André Villas-Boas recebeu durante esta quarta-feira a Medalha da Cidade do Porto e respondeu a algumas perguntas dos jornalistas. O presidente do FC Porto foi questionado sobre a chegada de Jorge Jesus ao comando técnico da seleção nacional e admitiu que a escolha lhe agrada:
«Em termos de escolha, agrada-me. É um percurso que vem em continuidade. É uma pessoa que merece toda a nossa distinção e adoração. É um verdadeiro treinador de futebol, motivador de homens, com sucesso provado em diferentes campeonatos, em diferentes clubes e que chega agora, ao que me parece ser, ao topo da sua carreira e o abraça com grande ambição. Portanto, muito satisfeito pela escolha e espero que a mesma se traduza em títulos para a seleção nacional».

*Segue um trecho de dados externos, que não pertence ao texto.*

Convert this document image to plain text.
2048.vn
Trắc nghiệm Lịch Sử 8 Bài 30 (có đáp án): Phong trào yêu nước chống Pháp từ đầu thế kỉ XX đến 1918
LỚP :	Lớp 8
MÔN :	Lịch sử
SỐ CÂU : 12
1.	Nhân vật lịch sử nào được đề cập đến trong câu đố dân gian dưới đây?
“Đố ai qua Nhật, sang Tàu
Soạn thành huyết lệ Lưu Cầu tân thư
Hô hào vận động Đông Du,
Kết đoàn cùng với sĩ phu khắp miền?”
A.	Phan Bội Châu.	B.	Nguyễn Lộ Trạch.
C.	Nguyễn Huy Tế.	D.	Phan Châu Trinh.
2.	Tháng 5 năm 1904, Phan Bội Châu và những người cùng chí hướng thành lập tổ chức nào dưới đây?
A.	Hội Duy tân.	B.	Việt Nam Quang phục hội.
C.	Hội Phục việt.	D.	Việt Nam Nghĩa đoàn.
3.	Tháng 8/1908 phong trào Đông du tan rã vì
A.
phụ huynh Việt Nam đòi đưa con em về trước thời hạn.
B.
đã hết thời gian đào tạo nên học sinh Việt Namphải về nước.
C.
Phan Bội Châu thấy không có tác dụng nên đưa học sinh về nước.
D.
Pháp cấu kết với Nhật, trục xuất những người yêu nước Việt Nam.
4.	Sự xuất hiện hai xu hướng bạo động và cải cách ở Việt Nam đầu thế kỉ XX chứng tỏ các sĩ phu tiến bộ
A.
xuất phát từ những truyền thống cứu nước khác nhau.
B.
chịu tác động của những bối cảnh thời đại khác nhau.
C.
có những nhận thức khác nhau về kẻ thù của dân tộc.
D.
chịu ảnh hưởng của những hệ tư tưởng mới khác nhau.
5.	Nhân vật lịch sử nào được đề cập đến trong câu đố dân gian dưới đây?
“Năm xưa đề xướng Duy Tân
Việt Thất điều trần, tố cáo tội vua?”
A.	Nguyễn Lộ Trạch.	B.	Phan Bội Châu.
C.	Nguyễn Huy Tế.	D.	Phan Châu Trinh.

O dirigente foi menos positivo na avaliação que fez à prestação de Portugal no Mundial 2026, afirmando que a mesma pode ser considerada como um fracasso:
«Se esta era realmente, mais uma vez, uma geração de ouro que queríamos ver potenciada no Mundial, foi um fracasso em absoluto em tudo. Não nos animou, não nos inspirou, não havia uma mensagem que nos permitisse sonhar. Fora, evidentemente, os slogans atrevidos, não havia nada de inspirador em qualquer uma das prestações».
Sem reforço surpresa na apresentação
André Villas-Boas falou sobre o mercado de transferências, mas não deve existir nenhum reforço surpresa no jogo de apresentação frente ao Aston Villa, ao contrário do que sucedeu na época passada, com Luuk de Jong a aparecer no relvado antes da partida contra o Atlético Madrid:
«Tudo tranquilo. O objetivo do FC Porto é manter a sua base depois de um ano de muito sucesso e reforçar nos pontos necessários, como temos feito. FC Porto está sujeito ao mercado como qualquer clube, mas as coisas estão tranquilas».